JAKARTA, iNews.id - Menteri Sosial (Mensos) Saifullah Yusuf atau Gus Ipul mengungkapkan lebih dari 106.000 penderita penyakit kronis telah mereaktivasi kepesertaan Bantuan Iuran Jaminan Kesehatan (PBI JK) Badan Penyelenggara Jaminan Sosial (BPJS) Kesehatan. Jumlah itu dihimpun sepanjang 2026.
Hal itu diungkapkan Gus Ipul saat Rapat Kerja (Raker) bersama Komisi IX DPR di Kompleks Parlemen, Senayan, Jakarta Pusat, Rabu (15/4/2026). Dia mengungkapkan, pihaknya telah menonaktifkan 13,5 juta penerima manfaat PBI JK pada 2025.

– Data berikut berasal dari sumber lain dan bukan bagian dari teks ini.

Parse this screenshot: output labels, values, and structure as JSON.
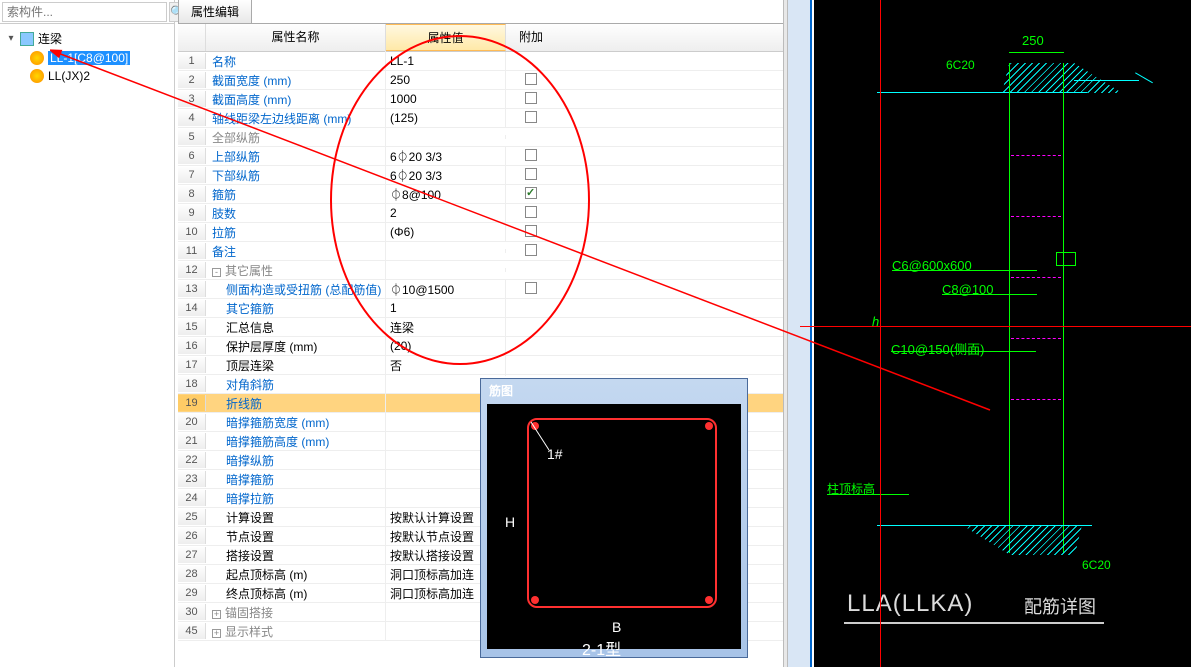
{
  "search": {
    "placeholder": "索构件..."
  },
  "tree": {
    "root": {
      "label": "连梁"
    },
    "items": [
      {
        "label": "LL-1[C8@100]"
      },
      {
        "label": "LL(JX)2"
      }
    ]
  },
  "tab": {
    "label": "属性编辑"
  },
  "headers": {
    "name": "属性名称",
    "value": "属性值",
    "add": "附加"
  },
  "rows": [
    {
      "n": "1",
      "name": "名称",
      "val": "LL-1",
      "cls": "blue"
    },
    {
      "n": "2",
      "name": "截面宽度 (mm)",
      "val": "250",
      "cls": "blue"
    },
    {
      "n": "3",
      "name": "截面高度 (mm)",
      "val": "1000",
      "cls": "blue"
    },
    {
      "n": "4",
      "name": "轴线距梁左边线距离 (mm)",
      "val": "(125)",
      "cls": "blue"
    },
    {
      "n": "5",
      "name": "全部纵筋",
      "val": "",
      "cls": "gray"
    },
    {
      "n": "6",
      "name": "上部纵筋",
      "val": "6⏀20 3/3",
      "cls": "blue"
    },
    {
      "n": "7",
      "name": "下部纵筋",
      "val": "6⏀20 3/3",
      "cls": "blue"
    },
    {
      "n": "8",
      "name": "箍筋",
      "val": "⏀8@100",
      "cls": "blue",
      "checked": true
    },
    {
      "n": "9",
      "name": "肢数",
      "val": "2",
      "cls": "blue"
    },
    {
      "n": "10",
      "name": "拉筋",
      "val": "(Φ6)",
      "cls": "blue"
    },
    {
      "n": "11",
      "name": "备注",
      "val": "",
      "cls": "blue"
    },
    {
      "n": "12",
      "name": "其它属性",
      "val": "",
      "cls": "gray",
      "expand": "-"
    },
    {
      "n": "13",
      "name": "侧面构造或受扭筋 (总配筋值)",
      "val": "⏀10@1500",
      "cls": "blue",
      "indent": true
    },
    {
      "n": "14",
      "name": "其它箍筋",
      "val": "1",
      "cls": "blue",
      "indent": true
    },
    {
      "n": "15",
      "name": "汇总信息",
      "val": "连梁",
      "cls": "",
      "indent": true
    },
    {
      "n": "16",
      "name": "保护层厚度 (mm)",
      "val": "(20)",
      "cls": "",
      "indent": true
    },
    {
      "n": "17",
      "name": "顶层连梁",
      "val": "否",
      "cls": "",
      "indent": true
    },
    {
      "n": "18",
      "name": "对角斜筋",
      "val": "",
      "cls": "blue",
      "indent": true
    },
    {
      "n": "19",
      "name": "折线筋",
      "val": "",
      "cls": "blue",
      "indent": true,
      "selected": true
    },
    {
      "n": "20",
      "name": "暗撑箍筋宽度 (mm)",
      "val": "",
      "cls": "blue",
      "indent": true
    },
    {
      "n": "21",
      "name": "暗撑箍筋高度 (mm)",
      "val": "",
      "cls": "blue",
      "indent": true
    },
    {
      "n": "22",
      "name": "暗撑纵筋",
      "val": "",
      "cls": "blue",
      "indent": true
    },
    {
      "n": "23",
      "name": "暗撑箍筋",
      "val": "",
      "cls": "blue",
      "indent": true
    },
    {
      "n": "24",
      "name": "暗撑拉筋",
      "val": "",
      "cls": "blue",
      "indent": true
    },
    {
      "n": "25",
      "name": "计算设置",
      "val": "按默认计算设置",
      "cls": "",
      "indent": true
    },
    {
      "n": "26",
      "name": "节点设置",
      "val": "按默认节点设置",
      "cls": "",
      "indent": true
    },
    {
      "n": "27",
      "name": "搭接设置",
      "val": "按默认搭接设置",
      "cls": "",
      "indent": true
    },
    {
      "n": "28",
      "name": "起点顶标高 (m)",
      "val": "洞口顶标高加连",
      "cls": "",
      "indent": true
    },
    {
      "n": "29",
      "name": "终点顶标高 (m)",
      "val": "洞口顶标高加连",
      "cls": "",
      "indent": true
    },
    {
      "n": "30",
      "name": "锚固搭接",
      "val": "",
      "cls": "gray",
      "expand": "+"
    },
    {
      "n": "45",
      "name": "显示样式",
      "val": "",
      "cls": "gray",
      "expand": "+"
    }
  ],
  "rebar": {
    "title": "筋图",
    "label1": "1#",
    "labelH": "H",
    "labelB": "B",
    "labelType": "2-1型"
  },
  "cad": {
    "dim250": "250",
    "top6c20": "6C20",
    "bot6c20": "6C20",
    "text1": "C6@600x600",
    "text2": "C8@100",
    "text3": "C10@150(侧面)",
    "hlabel": "h",
    "botgreen": "柱顶标高",
    "title": "LLA(LLKA)",
    "subtitle": "配筋详图"
  }
}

"Jadi ada 13,5 juta yang kita nonaktifkan di tahun 2025. Sebanyak 106.000 lebih melakukan reaktivasi, sisanya berpindah segmen mandiri dan dibiayai oleh pemda. Ini yang tahun 2025," kata Gus Ipul.

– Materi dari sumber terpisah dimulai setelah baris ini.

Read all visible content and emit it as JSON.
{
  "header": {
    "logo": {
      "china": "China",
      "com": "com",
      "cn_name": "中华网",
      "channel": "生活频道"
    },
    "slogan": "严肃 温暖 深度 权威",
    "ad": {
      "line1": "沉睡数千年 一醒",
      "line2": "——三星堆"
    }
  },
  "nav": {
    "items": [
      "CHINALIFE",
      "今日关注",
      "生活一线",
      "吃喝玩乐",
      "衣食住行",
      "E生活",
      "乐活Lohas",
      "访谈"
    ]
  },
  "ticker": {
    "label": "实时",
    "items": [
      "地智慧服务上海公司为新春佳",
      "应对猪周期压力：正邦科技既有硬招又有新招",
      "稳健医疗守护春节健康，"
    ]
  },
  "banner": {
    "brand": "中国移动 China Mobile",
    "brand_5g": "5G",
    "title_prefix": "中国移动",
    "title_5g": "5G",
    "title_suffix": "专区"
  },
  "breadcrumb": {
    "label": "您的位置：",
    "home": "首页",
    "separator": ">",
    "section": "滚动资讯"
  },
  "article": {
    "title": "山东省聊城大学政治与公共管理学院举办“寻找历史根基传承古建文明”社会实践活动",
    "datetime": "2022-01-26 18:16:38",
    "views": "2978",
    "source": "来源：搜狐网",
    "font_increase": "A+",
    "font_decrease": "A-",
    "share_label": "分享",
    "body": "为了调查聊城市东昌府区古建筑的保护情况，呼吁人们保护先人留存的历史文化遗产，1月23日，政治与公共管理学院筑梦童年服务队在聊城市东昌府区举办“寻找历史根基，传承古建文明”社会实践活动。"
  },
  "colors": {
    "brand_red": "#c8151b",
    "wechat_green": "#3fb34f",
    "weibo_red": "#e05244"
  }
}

Dari jumlah itu, dia mengatakan pihaknya telah mereaktivasi lebih dari 106.000 penderita katostropik dari penerima manfaat PBI JK sepanjang 2026. Dengan begitu, jumlah peserta PBI JK yang telah direaktivasi sebanyak 242.280 penerima manfaat.

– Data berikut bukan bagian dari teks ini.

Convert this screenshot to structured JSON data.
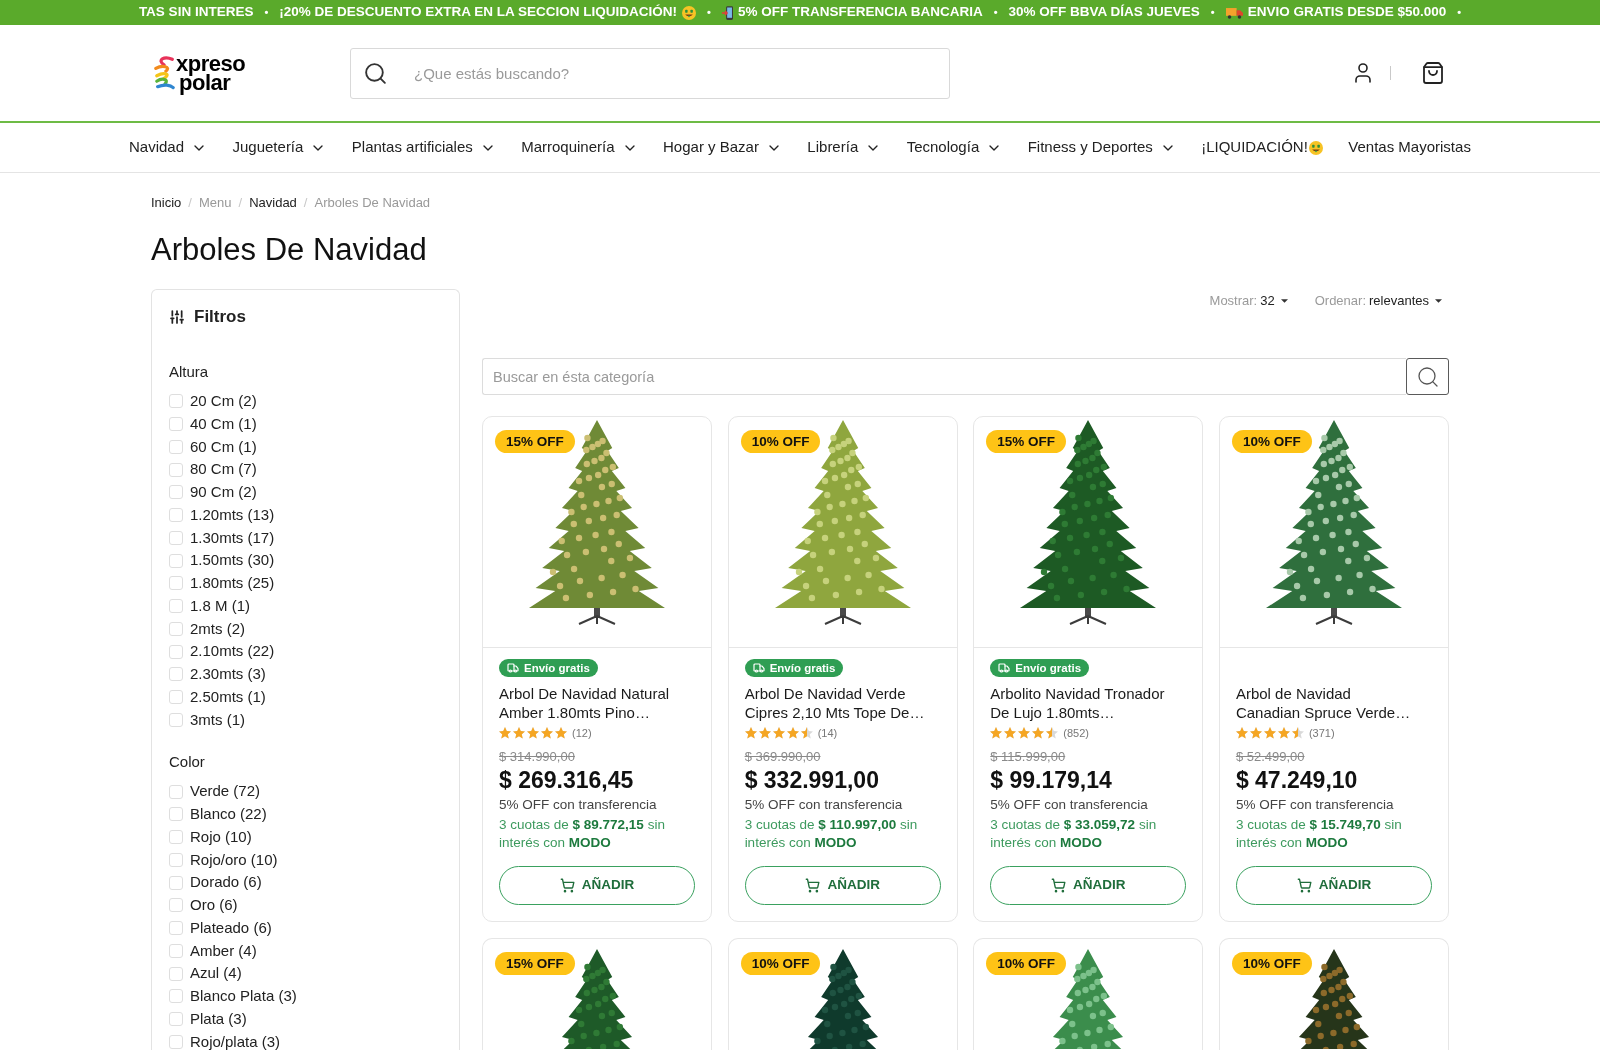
{
  "banner": {
    "separator": "•",
    "items": [
      {
        "kind": "text",
        "text": "TAS SIN INTERES"
      },
      {
        "kind": "liquidation",
        "text": "¡20% DE DESCUENTO EXTRA EN LA SECCION LIQUIDACIÓN!"
      },
      {
        "kind": "transfer",
        "text": "5% OFF TRANSFERENCIA BANCARIA"
      },
      {
        "kind": "text",
        "text": "30% OFF BBVA DÍAS JUEVES"
      },
      {
        "kind": "shipping",
        "text": "ENVIO GRATIS DESDE $50.000"
      }
    ]
  },
  "header": {
    "logo": {
      "line_1": "xpreso",
      "line_2": "polar"
    },
    "search": {
      "placeholder": "¿Que estás buscando?"
    }
  },
  "nav": [
    {
      "label": "Navidad",
      "kind": "dropdown"
    },
    {
      "label": "Juguetería",
      "kind": "dropdown"
    },
    {
      "label": "Plantas artificiales",
      "kind": "dropdown"
    },
    {
      "label": "Marroquinería",
      "kind": "dropdown"
    },
    {
      "label": "Hogar y Bazar",
      "kind": "dropdown"
    },
    {
      "label": "Librería",
      "kind": "dropdown"
    },
    {
      "label": "Tecnología",
      "kind": "dropdown"
    },
    {
      "label": "Fitness y Deportes",
      "kind": "dropdown"
    },
    {
      "label": "¡LIQUIDACIÓN!",
      "kind": "promo"
    },
    {
      "label": "Ventas Mayoristas",
      "kind": "link"
    }
  ],
  "breadcrumb": {
    "separator": "/",
    "items": [
      {
        "label": "Inicio",
        "link": true
      },
      {
        "label": "Menu",
        "link": false
      },
      {
        "label": "Navidad",
        "link": true
      },
      {
        "label": "Arboles De Navidad",
        "link": false
      }
    ]
  },
  "title": "Arboles De Navidad",
  "filters": {
    "title": "Filtros",
    "groups": [
      {
        "name": "Altura",
        "options": [
          {
            "label": "20 Cm (2)",
            "checked": false
          },
          {
            "label": "40 Cm (1)",
            "checked": false
          },
          {
            "label": "60 Cm (1)",
            "checked": false
          },
          {
            "label": "80 Cm (7)",
            "checked": false
          },
          {
            "label": "90 Cm (2)",
            "checked": false
          },
          {
            "label": "1.20mts (13)",
            "checked": false
          },
          {
            "label": "1.30mts (17)",
            "checked": false
          },
          {
            "label": "1.50mts (30)",
            "checked": false
          },
          {
            "label": "1.80mts (25)",
            "checked": false
          },
          {
            "label": "1.8 M (1)",
            "checked": false
          },
          {
            "label": "2mts (2)",
            "checked": false
          },
          {
            "label": "2.10mts (22)",
            "checked": false
          },
          {
            "label": "2.30mts (3)",
            "checked": false
          },
          {
            "label": "2.50mts (1)",
            "checked": false
          },
          {
            "label": "3mts (1)",
            "checked": false
          }
        ]
      },
      {
        "name": "Color",
        "options": [
          {
            "label": "Verde (72)",
            "checked": false
          },
          {
            "label": "Blanco (22)",
            "checked": false
          },
          {
            "label": "Rojo (10)",
            "checked": false
          },
          {
            "label": "Rojo/oro (10)",
            "checked": false
          },
          {
            "label": "Dorado (6)",
            "checked": false
          },
          {
            "label": "Oro (6)",
            "checked": false
          },
          {
            "label": "Plateado (6)",
            "checked": false
          },
          {
            "label": "Amber (4)",
            "checked": false
          },
          {
            "label": "Azul (4)",
            "checked": false
          },
          {
            "label": "Blanco Plata (3)",
            "checked": false
          },
          {
            "label": "Plata (3)",
            "checked": false
          },
          {
            "label": "Rojo/plata (3)",
            "checked": false
          }
        ]
      }
    ]
  },
  "toolbar": {
    "controls": [
      {
        "label": "Mostrar:",
        "value": "32"
      },
      {
        "label": "Ordenar:",
        "value": "relevantes"
      }
    ],
    "search": {
      "placeholder": "Buscar en ésta categoría"
    }
  },
  "products": [
    {
      "discount": "15% OFF",
      "free_shipping": true,
      "shipping_label": "Envío gratis",
      "title": "Arbol De Navidad Natural\nAmber 1.80mts Pino…",
      "stars": 5,
      "reviews": "(12)",
      "old_price": "$ 314.990,00",
      "price": "$ 269.316,45",
      "transfer_note": "5% OFF con transferencia",
      "installments": "3 cuotas de **$ 89.772,15** sin\ninterés con **MODO**",
      "button": "AÑADIR"
    },
    {
      "discount": "10% OFF",
      "free_shipping": true,
      "shipping_label": "Envío gratis",
      "title": "Arbol De Navidad Verde\nCipres 2,10 Mts Tope De…",
      "stars": 4.5,
      "reviews": "(14)",
      "old_price": "$ 369.990,00",
      "price": "$ 332.991,00",
      "transfer_note": "5% OFF con transferencia",
      "installments": "3 cuotas de **$ 110.997,00** sin\ninterés con **MODO**",
      "button": "AÑADIR"
    },
    {
      "discount": "15% OFF",
      "free_shipping": true,
      "shipping_label": "Envío gratis",
      "title": "Arbolito Navidad Tronador\nDe Lujo 1.80mts…",
      "stars": 4.5,
      "reviews": "(852)",
      "old_price": "$ 115.999,00",
      "price": "$ 99.179,14",
      "transfer_note": "5% OFF con transferencia",
      "installments": "3 cuotas de **$ 33.059,72** sin\ninterés con **MODO**",
      "button": "AÑADIR"
    },
    {
      "discount": "10% OFF",
      "free_shipping": false,
      "title": "Arbol de Navidad\nCanadian Spruce Verde…",
      "stars": 4.5,
      "reviews": "(371)",
      "old_price": "$ 52.499,00",
      "price": "$ 47.249,10",
      "transfer_note": "5% OFF con transferencia",
      "installments": "3 cuotas de **$ 15.749,70** sin\ninterés con **MODO**",
      "button": "AÑADIR"
    }
  ],
  "more_products": [
    {
      "discount": "15% OFF"
    },
    {
      "discount": "10% OFF"
    },
    {
      "discount": "10% OFF"
    },
    {
      "discount": "10% OFF"
    }
  ]
}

"Pada awal tahun 2006 ini, dari 11 juta yang dinonaktifkan, 106.153 penderita katastropik telah direaktivasi otomatis, Sehingga total reaktivasi Januari sampai Maret tahun 2026 sebanyak 242.280 penerima manfaat. Mereka melakukan reaktivasi sebagai peserta PBI JK," ujar Gus Ipul.